When all of your muscles have been used to breathe in, the muscles are taut. Taut muscles fight with the mind against and our muscles, thus affecting our aim and our physical responses. When you breathe out the muscles are relaxed and you have no muscles fighting your aim. Every good shooter knows the value of breathing as much as every good chef knows the value of quality knives.
Many police officers nationwide are taught a specific breathing technique for when they are involved in an emotionally climatic scenario. The use of such a technique has saved countless lives and prevented double the amount of injuries.
When you watch a martial arts expert break through bricks or wood, you will notice that they breathe out first. This actually gives them the maximum amount of strength and proper aim.
The lack of breathing temporarily suspends many needed brain cells. However, the delivery of oxygen to the brain relaxes and energizes the brain cells—especially those that would normally cause us to freeze or flee—even if that may not be the safest response to a crisis.
As I will discuss in greater detail tomorrow, your brain actually defaults to the subconscious operation. Unfortunately, if the subconscious hasn’t had a great deal of repetitive training to deal with this particular encounter, it will default to some very unproductive, and even dangerous responses.
For example, if you’ve been educated in the U.S. you've no doubt had to experience the earthquake drill of crouching under a desk. As a result, if you feel any shaking going on around you, your subconscious will tell you to hurry and get under a table or into an entry way during an earthquake. Why? Because this is the only training that your subconscious mind has to work with. However, I’m going to tell you that that is the WORST thing you should do in the event of an earthquake. You are more likely to be crushed under a piece of furniture or a fallen entry way. Instead you should crouch just to the side of a heavy table or your bed. It is there where you are more likely to find a space that is not affected by falling roofs, etc. You will also more likely have access to oxygen (To give yourself a better picture of this, notice where you dog goes when they crawl under the covers with you. They have space just to the side of your body).

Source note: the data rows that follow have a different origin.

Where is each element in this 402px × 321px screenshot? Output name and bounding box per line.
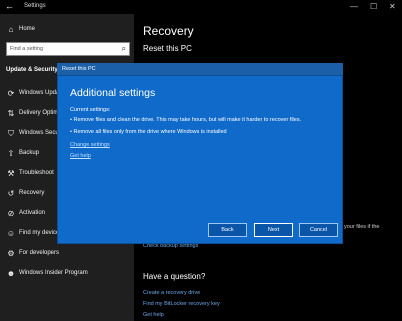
minimize-button[interactable]: — (350, 2, 358, 12)
bullet-item: • Remove files and clean the drive. This… (70, 117, 302, 123)
sidebar-item-label: Activation (19, 210, 46, 216)
dialog-bar-title: Reset this PC (62, 66, 96, 72)
shield-icon: ⛉ (8, 129, 14, 138)
wrench-icon: ⚒ (7, 169, 15, 178)
sidebar-item-for-developers[interactable]: ⚙ For developers (0, 248, 134, 264)
bitlocker-key-link[interactable]: Find my BitLocker recovery key (143, 301, 220, 307)
title-bar: ← Settings — ☐ ✕ (0, 0, 402, 14)
settings-window: ← Settings — ☐ ✕ ⌂ Home Find a setting ⌕… (0, 0, 402, 321)
search-input[interactable]: Find a setting ⌕ (6, 42, 130, 56)
insider-icon: ☻ (6, 269, 16, 278)
sidebar-item-home[interactable]: ⌂ Home (0, 24, 134, 40)
question-heading: Have a question? (143, 272, 206, 281)
sidebar-item-label: Windows Insider Program (19, 270, 88, 276)
home-icon: ⌂ (8, 25, 14, 34)
maximize-button[interactable]: ☐ (370, 2, 377, 12)
backup-icon: ⇧ (7, 149, 15, 158)
sidebar-item-label: Recovery (19, 190, 45, 196)
sync-icon: ⟳ (7, 89, 15, 98)
section-heading: Update & Security (6, 67, 58, 73)
recovery-icon: ↺ (7, 189, 15, 198)
recovery-drive-link[interactable]: Create a recovery drive (143, 290, 200, 296)
back-arrow-icon[interactable]: ← (5, 1, 14, 11)
next-button[interactable]: Next (254, 223, 293, 237)
cancel-button[interactable]: Cancel (299, 223, 338, 237)
page-title: Recovery (143, 24, 194, 38)
change-settings-link[interactable]: Change settings (70, 142, 110, 148)
bullet-text: Remove files and clean the drive. This m… (73, 117, 302, 123)
sidebar-item-label: Home (19, 26, 36, 32)
sidebar-item-label: For developers (19, 250, 60, 256)
bullet-item: • Remove all files only from the drive w… (70, 129, 227, 135)
delivery-icon: ⇅ (7, 109, 15, 118)
sidebar-item-label: Troubleshoot (19, 170, 54, 176)
sidebar-item-label: Backup (19, 150, 40, 156)
sidebar-item-label: Find my device (19, 230, 60, 236)
dialog-get-help-link[interactable]: Get help (70, 153, 91, 159)
reset-dialog: Additional settings Current settings: • … (57, 75, 343, 244)
get-help-link[interactable]: Get help (143, 312, 164, 318)
developer-icon: ⚙ (7, 249, 15, 258)
current-settings-label: Current settings: (70, 107, 111, 113)
dialog-title: Additional settings (70, 87, 156, 99)
search-placeholder: Find a setting (10, 46, 44, 52)
search-icon: ⌕ (121, 44, 126, 53)
check-circle-icon: ⊘ (7, 209, 15, 218)
section-subtitle: Reset this PC (143, 44, 192, 53)
dialog-title-bar: Reset this PC (57, 63, 343, 75)
partial-text: your files if the (344, 224, 380, 230)
window-title: Settings (24, 3, 46, 9)
close-button[interactable]: ✕ (389, 2, 396, 12)
bullet-text: Remove all files only from the drive whe… (73, 129, 227, 135)
back-button[interactable]: Back (208, 223, 247, 237)
sidebar-item-windows-insider[interactable]: ☻ Windows Insider Program (0, 268, 134, 284)
person-location-icon: ☺ (6, 229, 16, 238)
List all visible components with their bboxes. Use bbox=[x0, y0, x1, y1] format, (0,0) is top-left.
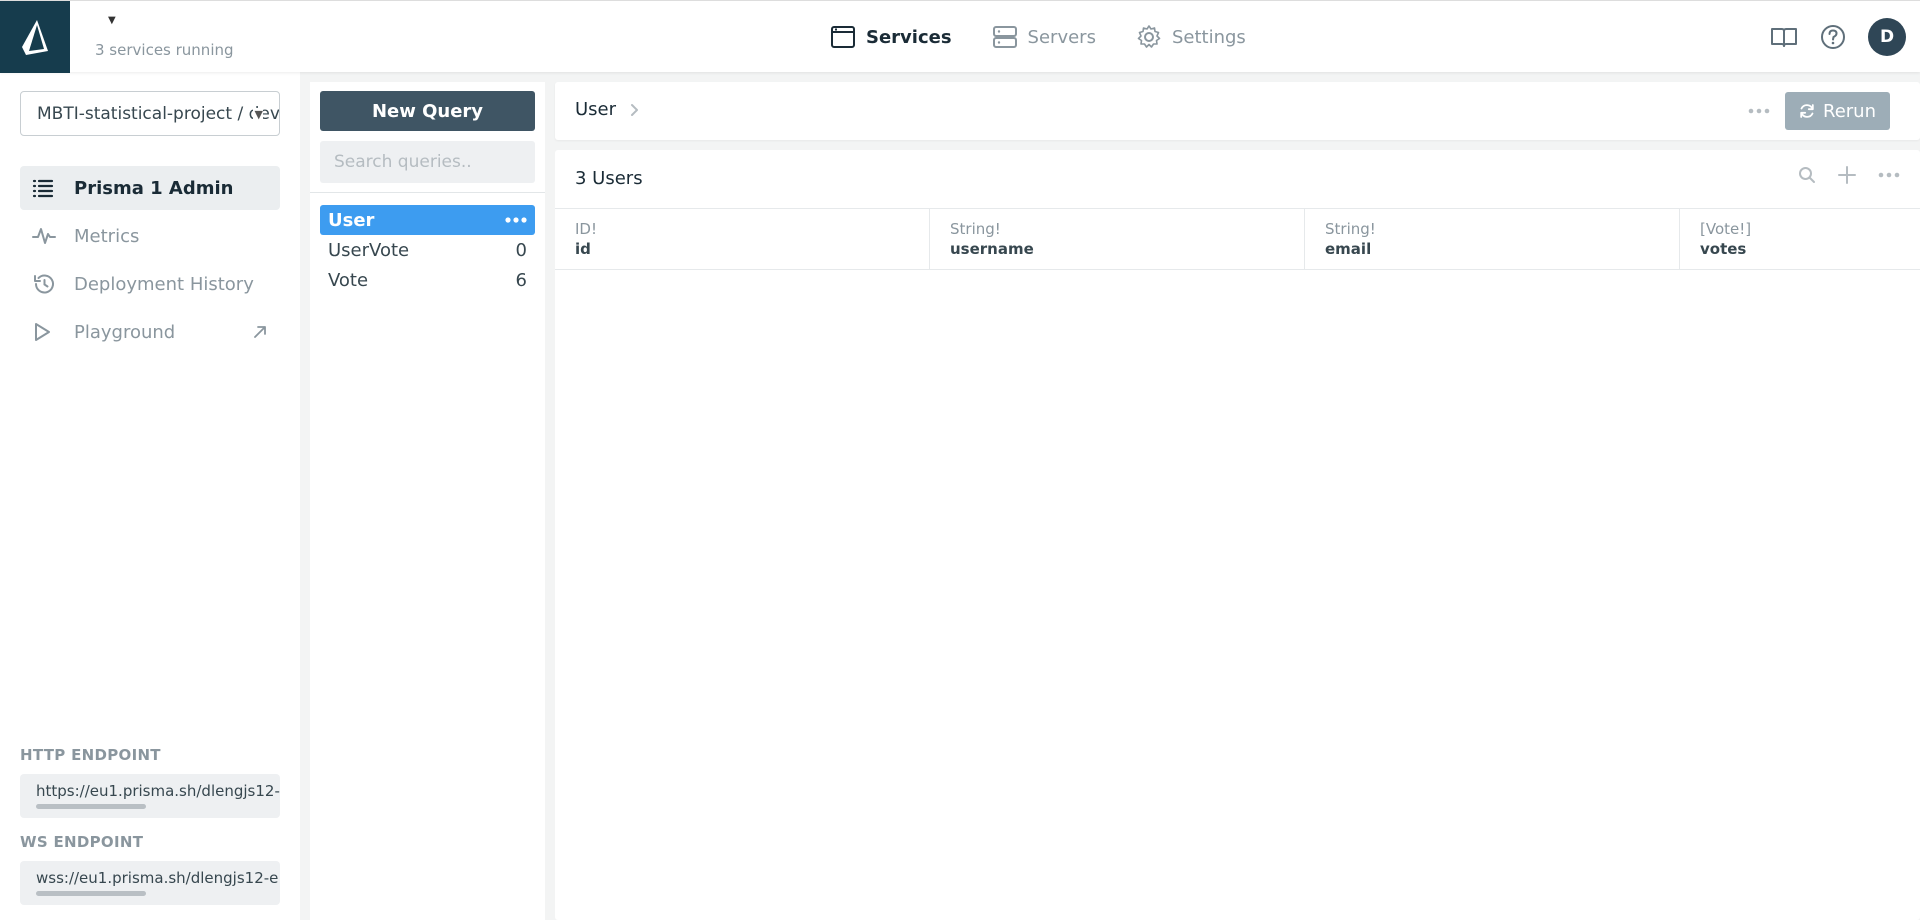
prisma-logo-icon bbox=[22, 20, 48, 55]
ws-endpoint-scrollbar[interactable] bbox=[36, 891, 146, 896]
ws-endpoint-value: wss://eu1.prisma.sh/dlengjs12-e bbox=[36, 869, 279, 887]
column-type: String! bbox=[950, 220, 1001, 238]
servers-icon bbox=[992, 26, 1017, 48]
http-endpoint-value: https://eu1.prisma.sh/dlengjs12- bbox=[36, 782, 280, 800]
new-query-button[interactable]: New Query bbox=[320, 91, 535, 131]
http-endpoint-label: HTTP ENDPOINT bbox=[20, 746, 161, 764]
play-icon bbox=[35, 323, 50, 341]
nav-servers-label: Servers bbox=[1027, 26, 1096, 48]
query-item-user[interactable]: User bbox=[320, 205, 535, 235]
query-list-panel: New Query User UserVote 0 Vote 6 bbox=[310, 82, 545, 920]
chevron-down-icon: ▼ bbox=[252, 108, 263, 121]
nav-services-label: Services bbox=[866, 26, 952, 48]
query-header: User Rerun bbox=[555, 82, 1920, 140]
http-endpoint-scrollbar[interactable] bbox=[36, 804, 146, 809]
ws-endpoint-label: WS ENDPOINT bbox=[20, 833, 144, 851]
project-dropdown-caret[interactable]: ▼ bbox=[108, 15, 116, 26]
gear-icon bbox=[1137, 25, 1161, 48]
help-icon[interactable] bbox=[1820, 24, 1846, 50]
query-item-name: UserVote bbox=[328, 239, 410, 261]
external-link-icon bbox=[254, 326, 266, 338]
column-header-votes[interactable]: [Vote!] votes bbox=[1680, 209, 1920, 269]
more-dots-icon[interactable] bbox=[1878, 172, 1900, 178]
sidebar-item-label: Deployment History bbox=[74, 273, 254, 295]
query-item-name: Vote bbox=[328, 269, 369, 291]
table-tools bbox=[1798, 166, 1900, 184]
sidebar-item-metrics[interactable]: Metrics bbox=[20, 214, 280, 258]
query-item-uservote[interactable]: UserVote 0 bbox=[320, 235, 535, 265]
sidebar-item-label: Metrics bbox=[74, 225, 140, 247]
nav-settings-label: Settings bbox=[1171, 26, 1246, 48]
breadcrumb: User bbox=[575, 99, 640, 120]
chevron-right-icon bbox=[631, 103, 639, 116]
left-sidebar: MBTI-statistical-project / dev ▼ Prisma … bbox=[0, 72, 300, 920]
table-header: ID! id String! username String! email [V… bbox=[555, 208, 1920, 270]
book-icon[interactable] bbox=[1770, 25, 1798, 49]
pulse-icon bbox=[32, 228, 56, 244]
sidebar-item-playground[interactable]: Playground bbox=[20, 310, 280, 354]
nav-services[interactable]: Services bbox=[830, 25, 952, 49]
column-name: id bbox=[575, 240, 591, 258]
window-icon bbox=[831, 26, 855, 48]
sidebar-item-label: Prisma 1 Admin bbox=[74, 177, 234, 199]
prisma-logo[interactable] bbox=[0, 1, 70, 73]
http-endpoint-field[interactable]: https://eu1.prisma.sh/dlengjs12- bbox=[20, 774, 280, 818]
plus-icon[interactable] bbox=[1838, 166, 1856, 184]
ws-endpoint-field[interactable]: wss://eu1.prisma.sh/dlengjs12-e bbox=[20, 861, 280, 905]
more-dots-icon[interactable] bbox=[505, 217, 527, 223]
main-nav: Services Servers Settings bbox=[830, 1, 1246, 73]
sidebar-menu: Prisma 1 Admin Metrics Deployment Histor… bbox=[20, 166, 280, 358]
services-running-status: 3 services running bbox=[95, 41, 234, 59]
nav-servers[interactable]: Servers bbox=[992, 25, 1096, 49]
column-name: email bbox=[1325, 240, 1372, 258]
list-icon bbox=[32, 179, 54, 198]
project-select-value: MBTI-statistical-project / dev bbox=[37, 103, 280, 124]
query-item-count: 6 bbox=[515, 269, 527, 291]
history-icon bbox=[34, 274, 54, 294]
column-header-email[interactable]: String! email bbox=[1305, 209, 1680, 269]
column-type: ID! bbox=[575, 220, 597, 238]
record-count: 3 Users bbox=[575, 168, 643, 189]
column-type: String! bbox=[1325, 220, 1376, 238]
column-name: votes bbox=[1700, 240, 1747, 258]
more-dots-icon[interactable] bbox=[1748, 108, 1770, 114]
column-header-id[interactable]: ID! id bbox=[555, 209, 930, 269]
sidebar-item-label: Playground bbox=[74, 321, 176, 343]
column-type: [Vote!] bbox=[1700, 220, 1752, 238]
top-right-actions: D bbox=[1770, 1, 1906, 73]
query-item-vote[interactable]: Vote 6 bbox=[320, 265, 535, 295]
user-avatar[interactable]: D bbox=[1868, 18, 1906, 56]
data-browser: 3 Users ID! id String! username String! … bbox=[555, 150, 1920, 920]
sidebar-item-deployment-history[interactable]: Deployment History bbox=[20, 262, 280, 306]
search-queries-input[interactable] bbox=[320, 141, 535, 183]
refresh-icon bbox=[1800, 104, 1814, 118]
column-header-username[interactable]: String! username bbox=[930, 209, 1305, 269]
query-item-count: 0 bbox=[515, 239, 527, 261]
query-list: User UserVote 0 Vote 6 bbox=[320, 205, 535, 295]
divider bbox=[310, 192, 545, 193]
nav-settings[interactable]: Settings bbox=[1136, 24, 1246, 50]
rerun-label: Rerun bbox=[1823, 100, 1876, 122]
column-name: username bbox=[950, 240, 1034, 258]
sidebar-item-prisma-admin[interactable]: Prisma 1 Admin bbox=[20, 166, 280, 210]
search-icon[interactable] bbox=[1798, 166, 1816, 184]
top-bar: ▼ 3 services running Services Servers Se… bbox=[0, 0, 1920, 73]
breadcrumb-model[interactable]: User bbox=[575, 99, 616, 120]
project-select[interactable]: MBTI-statistical-project / dev ▼ bbox=[20, 91, 280, 136]
rerun-button[interactable]: Rerun bbox=[1785, 92, 1890, 130]
query-item-name: User bbox=[328, 209, 375, 231]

Ok. Now that I’ve told you this, even if you wholeheartedly believe it, you will need to access this knowledge when the shaking begins. However, because you will inevitably breathe in and panic, you will dramatically slow your brain’s response time. So, what do you need to do? You need to teach yourself to breathe. Ideally, you will breathe in four counts, hold it four counts (in order to get the oxygen permeated through the brain cells), and then breathe out four counts. Just that one breathing process is what your brain needs to disengage the automatic response and engage the logical, more desired response. The breathing connects your conscious mind and overrides the subconscious that may be taking over.
This is the first step at handling panic. Tomorrow I will share with you the next one. Until then, breathe in four counts, hold it; and then breathe out four counts. Nice and slow. Do it again when your child comes home with a poor report card or when you burn dinner or even when your computer crashes.